Respuesta ecológica rápida —y límites
La inundación estable de humedales reactiva cadenas tróficas: aumenta la disponibilidad de alimento y refugio, lo que a su vez mejora las tasas de cría de anátidas y limícolas tras periodos difíciles. Sin embargo, los expertos recuerdan que los beneficios en superficie no se traducen de inmediato en la recuperación completa de los recursos subterráneos.
El responsable de conservación en Doñana apunta que, aunque la fauna responde pronto cuando regresa el agua, la restauración de los acuíferos exige tiempo y cambios en la gestión del uso del suelo y del agua.
Los acuíferos, los “embalses invisibles”
La infiltración y la conexión entre ríos y capas freáticas son procesos que refuerzan las reservas a medio plazo. Técnicos de Cetaqua Andalucía explican que parte del caudal superficial se incorpora al subsuelo con distinta rapidez: algunos acuíferos muestran respuesta casi inmediata si están bien conectados con cursos fluviales, mientras que otros, más profundos, se recargan de forma lenta.
- Abastecimiento urbano: más margen para la gestión en los próximos meses, pero no garantía de sobra permanente.
- Agricultura: disponibilidad temporal mayor, aunque ampliar regadíos sin planificación puede agotar las reservas a largo plazo.
- Ecosistemas: recuperación de humedales favorece la biodiversidad, pero episodios extremos generan mortalidad puntual y erosión.
- Calidad del agua: la llegada de agua de lluvia puede diluir contaminantes, aunque incrementa la turbidez y la carga de sedimentos en ríos y plantas de tratamiento.
- Riesgos: crecidas y erosión en zonas alteradas, y una falsa sensación de seguridad si se actúa solo en función del volumen embalsado.

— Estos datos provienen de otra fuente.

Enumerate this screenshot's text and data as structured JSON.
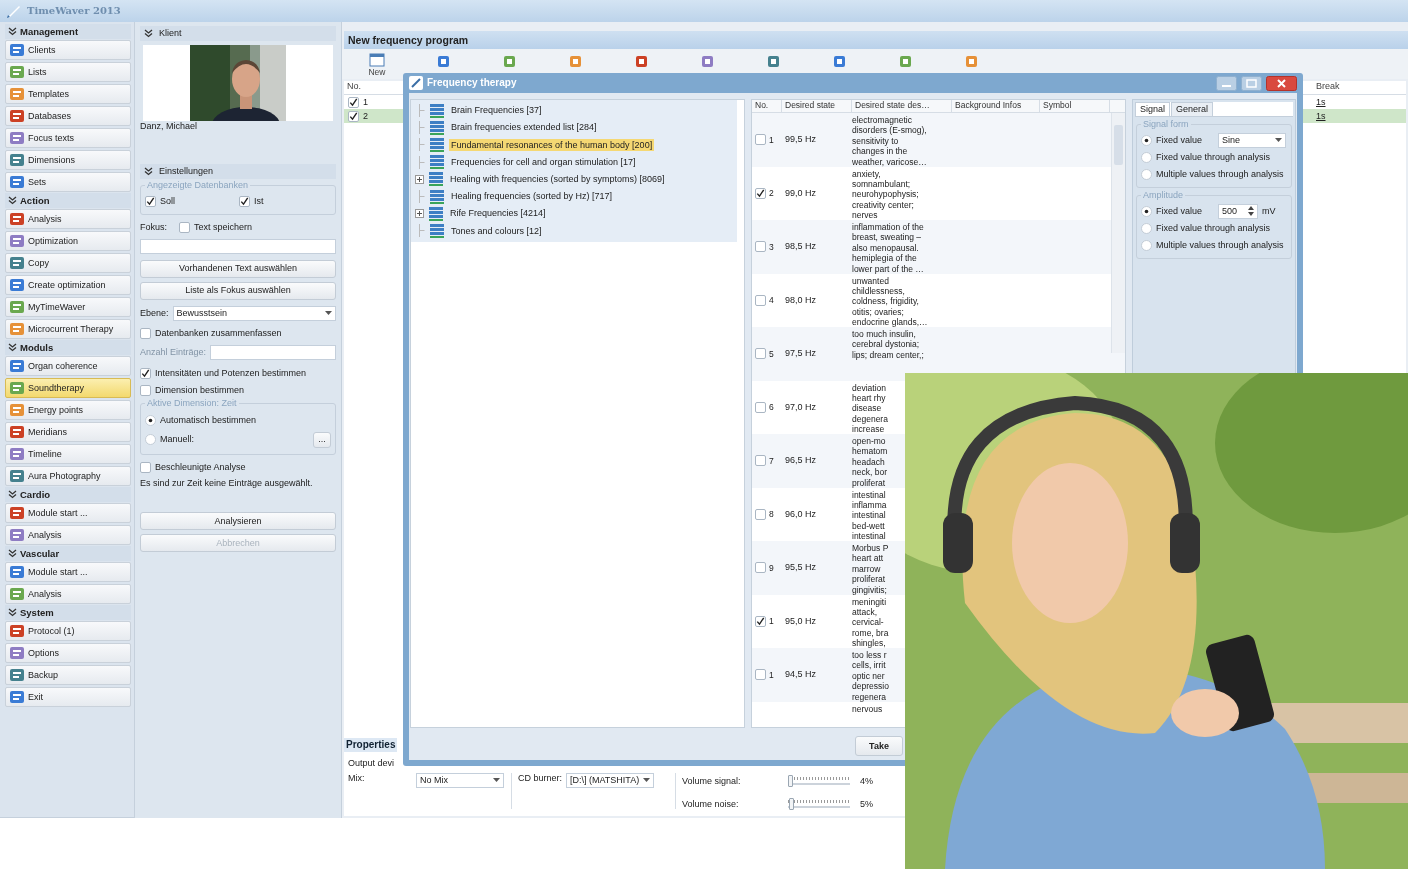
{
  "app_title": "TimeWaver 2013",
  "sidebar": {
    "sections": [
      {
        "title": "Management",
        "items": [
          {
            "label": "Clients",
            "selected": false
          },
          {
            "label": "Lists",
            "selected": false
          },
          {
            "label": "Templates",
            "selected": false
          },
          {
            "label": "Databases",
            "selected": false
          },
          {
            "label": "Focus texts",
            "selected": false
          },
          {
            "label": "Dimensions",
            "selected": false
          },
          {
            "label": "Sets",
            "selected": false
          }
        ]
      },
      {
        "title": "Action",
        "items": [
          {
            "label": "Analysis",
            "selected": false
          },
          {
            "label": "Optimization",
            "selected": false
          },
          {
            "label": "Copy",
            "selected": false
          },
          {
            "label": "Create optimization",
            "selected": false
          },
          {
            "label": "MyTimeWaver",
            "selected": false
          },
          {
            "label": "Microcurrent Therapy",
            "selected": false
          }
        ]
      },
      {
        "title": "Moduls",
        "items": [
          {
            "label": "Organ coherence",
            "selected": false
          },
          {
            "label": "Soundtherapy",
            "selected": true
          },
          {
            "label": "Energy points",
            "selected": false
          },
          {
            "label": "Meridians",
            "selected": false
          },
          {
            "label": "Timeline",
            "selected": false
          },
          {
            "label": "Aura Photography",
            "selected": false
          }
        ]
      },
      {
        "title": "Cardio",
        "items": [
          {
            "label": "Module start ...",
            "selected": false
          },
          {
            "label": "Analysis",
            "selected": false
          }
        ]
      },
      {
        "title": "Vascular",
        "items": [
          {
            "label": "Module start ...",
            "selected": false
          },
          {
            "label": "Analysis",
            "selected": false
          }
        ]
      },
      {
        "title": "System",
        "items": [
          {
            "label": "Protocol (1)",
            "selected": false
          },
          {
            "label": "Options",
            "selected": false
          },
          {
            "label": "Backup",
            "selected": false
          },
          {
            "label": "Exit",
            "selected": false
          }
        ]
      }
    ]
  },
  "client": {
    "header": "Klient",
    "name": "Danz, Michael"
  },
  "settings": {
    "header": "Einstellungen",
    "databases_group": "Angezeigte Datenbanken",
    "soll": {
      "label": "Soll",
      "checked": true
    },
    "ist": {
      "label": "Ist",
      "checked": true
    },
    "focus_label": "Fokus:",
    "save_text": {
      "label": "Text speichern",
      "checked": false
    },
    "buttons": [
      "Vorhandenen Text auswählen",
      "Liste als Fokus auswählen"
    ],
    "level_label": "Ebene:",
    "level_value": "Bewusstsein",
    "merge": {
      "label": "Datenbanken zusammenfassen",
      "checked": false
    },
    "count_label": "Anzahl Einträge:",
    "intensities": {
      "label": "Intensitäten und Potenzen bestimmen",
      "checked": true
    },
    "dimension": {
      "label": "Dimension bestimmen",
      "checked": false
    },
    "dimension_group": "Aktive Dimension: Zeit",
    "radios": [
      {
        "label": "Automatisch bestimmen",
        "selected": true
      },
      {
        "label": "Manuell:",
        "selected": false
      }
    ],
    "more_button": "...",
    "fast": {
      "label": "Beschleunigte Analyse",
      "checked": false
    },
    "info": "Es sind zur Zeit keine Einträge ausgewählt.",
    "actions": [
      {
        "label": "Analysieren",
        "disabled": false
      },
      {
        "label": "Abbrechen",
        "disabled": true
      }
    ]
  },
  "program": {
    "title": "New frequency program",
    "new_label": "New",
    "column": "No.",
    "break_header": "Break",
    "rows": [
      {
        "no": "1",
        "checked": true,
        "selected": false,
        "break": "1s"
      },
      {
        "no": "2",
        "checked": true,
        "selected": true,
        "break": "1s"
      }
    ]
  },
  "properties": {
    "header": "Properties",
    "output_label": "Output devi",
    "mix_label": "Mix:",
    "mix_value": "No Mix",
    "cd_label": "CD burner:",
    "cd_value": "[D:\\] (MATSHITA)",
    "volumes": [
      {
        "label": "Volume signal:",
        "level": 0.04,
        "reading": "4%"
      },
      {
        "label": "Volume noise:",
        "level": 0.05,
        "reading": "5%"
      }
    ]
  },
  "dialog": {
    "title": "Frequency therapy",
    "databases": [
      {
        "label": "Brain Frequencies [37]",
        "selected": false,
        "expandable": false
      },
      {
        "label": "Brain frequencies extended list [284]",
        "selected": false,
        "expandable": false
      },
      {
        "label": "Fundamental resonances of the human body [200]",
        "selected": true,
        "expandable": false
      },
      {
        "label": "Frequencies for cell and organ stimulation [17]",
        "selected": false,
        "expandable": false
      },
      {
        "label": "Healing with frequencies (sorted by symptoms) [8069]",
        "selected": false,
        "expandable": true
      },
      {
        "label": "Healing frequencies (sorted by Hz) [717]",
        "selected": false,
        "expandable": false
      },
      {
        "label": "Rife Frequencies [4214]",
        "selected": false,
        "expandable": true
      },
      {
        "label": "Tones and colours [12]",
        "selected": false,
        "expandable": false
      }
    ],
    "columns": [
      "No.",
      "Desired state",
      "Desired state des…",
      "Background Infos",
      "Symbol"
    ],
    "rows": [
      {
        "no": "1",
        "checked": false,
        "frequency": "99,5 Hz",
        "description": "electromagnetic\ndisorders (E-smog),\nsensitivity to\nchanges in the\nweather, varicose…"
      },
      {
        "no": "2",
        "checked": true,
        "frequency": "99,0 Hz",
        "description": "anxiety,\nsomnambulant;\nneurohypophysis;\ncreativity center;\nnerves"
      },
      {
        "no": "3",
        "checked": false,
        "frequency": "98,5 Hz",
        "description": "inflammation of the\nbreast, sweating –\nalso menopausal.\nhemiplegia of the\nlower part of the …"
      },
      {
        "no": "4",
        "checked": false,
        "frequency": "98,0 Hz",
        "description": "unwanted\nchildlessness,\ncoldness, frigidity,\notitis; ovaries;\nendocrine glands,…"
      },
      {
        "no": "5",
        "checked": false,
        "frequency": "97,5 Hz",
        "description": "too much insulin,\ncerebral dystonia;\nlips; dream center,;"
      },
      {
        "no": "6",
        "checked": false,
        "frequency": "97,0 Hz",
        "description": "deviation\nheart rhy\ndisease\ndegenera\nincrease"
      },
      {
        "no": "7",
        "checked": false,
        "frequency": "96,5 Hz",
        "description": "open-mo\nhematom\nheadach\nneck, bor\nproliferat"
      },
      {
        "no": "8",
        "checked": false,
        "frequency": "96,0 Hz",
        "description": "intestinal\ninflamma\nintestinal\nbed-wett\nintestinal"
      },
      {
        "no": "9",
        "checked": false,
        "frequency": "95,5 Hz",
        "description": "Morbus P\nheart att\nmarrow\nproliferat\ngingivitis;"
      },
      {
        "no": "1",
        "checked": true,
        "frequency": "95,0 Hz",
        "description": "meningiti\nattack,\ncervical-\nrome, bra\nshingles,"
      },
      {
        "no": "1",
        "checked": false,
        "frequency": "94,5 Hz",
        "description": "too less r\ncells, irrit\noptic ner\ndepressio\nregenera"
      },
      {
        "description": "nervous"
      }
    ],
    "tabs": [
      {
        "label": "Signal",
        "selected": true
      },
      {
        "label": "General",
        "selected": false
      }
    ],
    "signal_form": {
      "title": "Signal form",
      "value": "Sine",
      "options": [
        {
          "label": "Fixed value",
          "selected": true
        },
        {
          "label": "Fixed value through analysis",
          "selected": false
        },
        {
          "label": "Multiple values through analysis",
          "selected": false
        }
      ]
    },
    "amplitude": {
      "title": "Amplitude",
      "value": "500",
      "unit": "mV",
      "options": [
        {
          "label": "Fixed value",
          "selected": true
        },
        {
          "label": "Fixed value through analysis",
          "selected": false
        },
        {
          "label": "Multiple values through analysis",
          "selected": false
        }
      ]
    },
    "take_button": "Take"
  }
}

Impactos adversos y señales de alerta
A pesar de los beneficios, las tormentas han provocado efectos negativos localizados: mortandad de aves marinas por vientos extremos y episodios de erosión en márgenes fluviales y litorales ya transformados. Estos daños muestran cómo las lluvias intensas también pueden amplificar problemas preexistentes.

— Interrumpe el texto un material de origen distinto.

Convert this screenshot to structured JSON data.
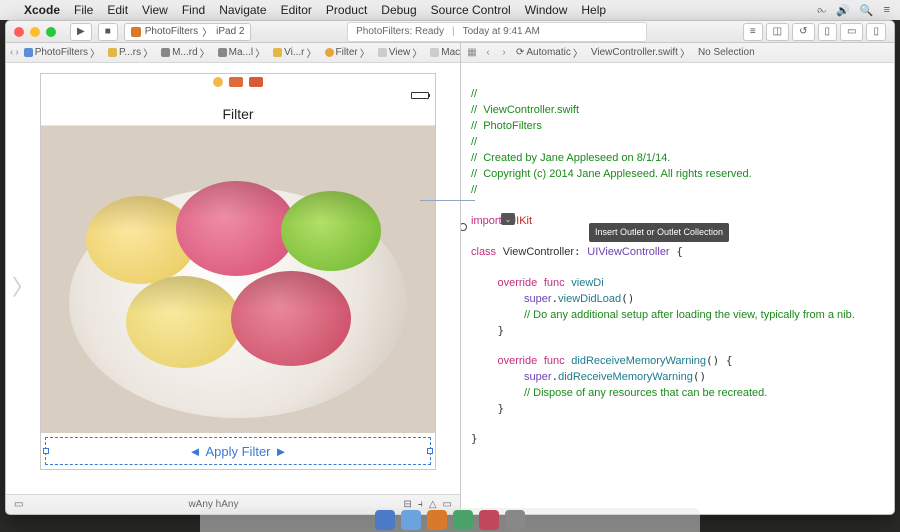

Los responsables técnicos insisten en que aprovechar los episodios de lluvia exige medidas complementarias: reducir extracciones, mejorar la gestión de cuencas y planificar infraestructuras que favorezcan la recarga controlada de acuíferos.
Qué cambia —y qué no— frente al nuevo clima
Los climatólogos avisan que la alternancia entre sequías prolongadas y episodios de lluvia concentrada será más habitual. Por eso, las autoridades y los sectores económicos deben evitar decisiones a corto plazo como la ampliación indiscriminada de áreas de regadío apoyadas solo en embalses llenos.
La conclusión de los especialistas es inequívoca: este episodio mejora la disponibilidad hídrica en el corto plazo y ofrece un margen para recuperar ecosistemas y reservas, pero no sustituye a una estrategia de gestión a largo plazo que contemple la reducción de extracciones, la restauración de humedales y modelos productivos menos dependientes del agua.
En resumen, Andalucía entra en una fase de mayor disponibilidad hídrica tras las lluvias, pero la sostenibilidad del recurso dependerá de decisiones políticas y de gestión que traduzcan ese alivio temporal en resiliencia real frente a un clima más errático.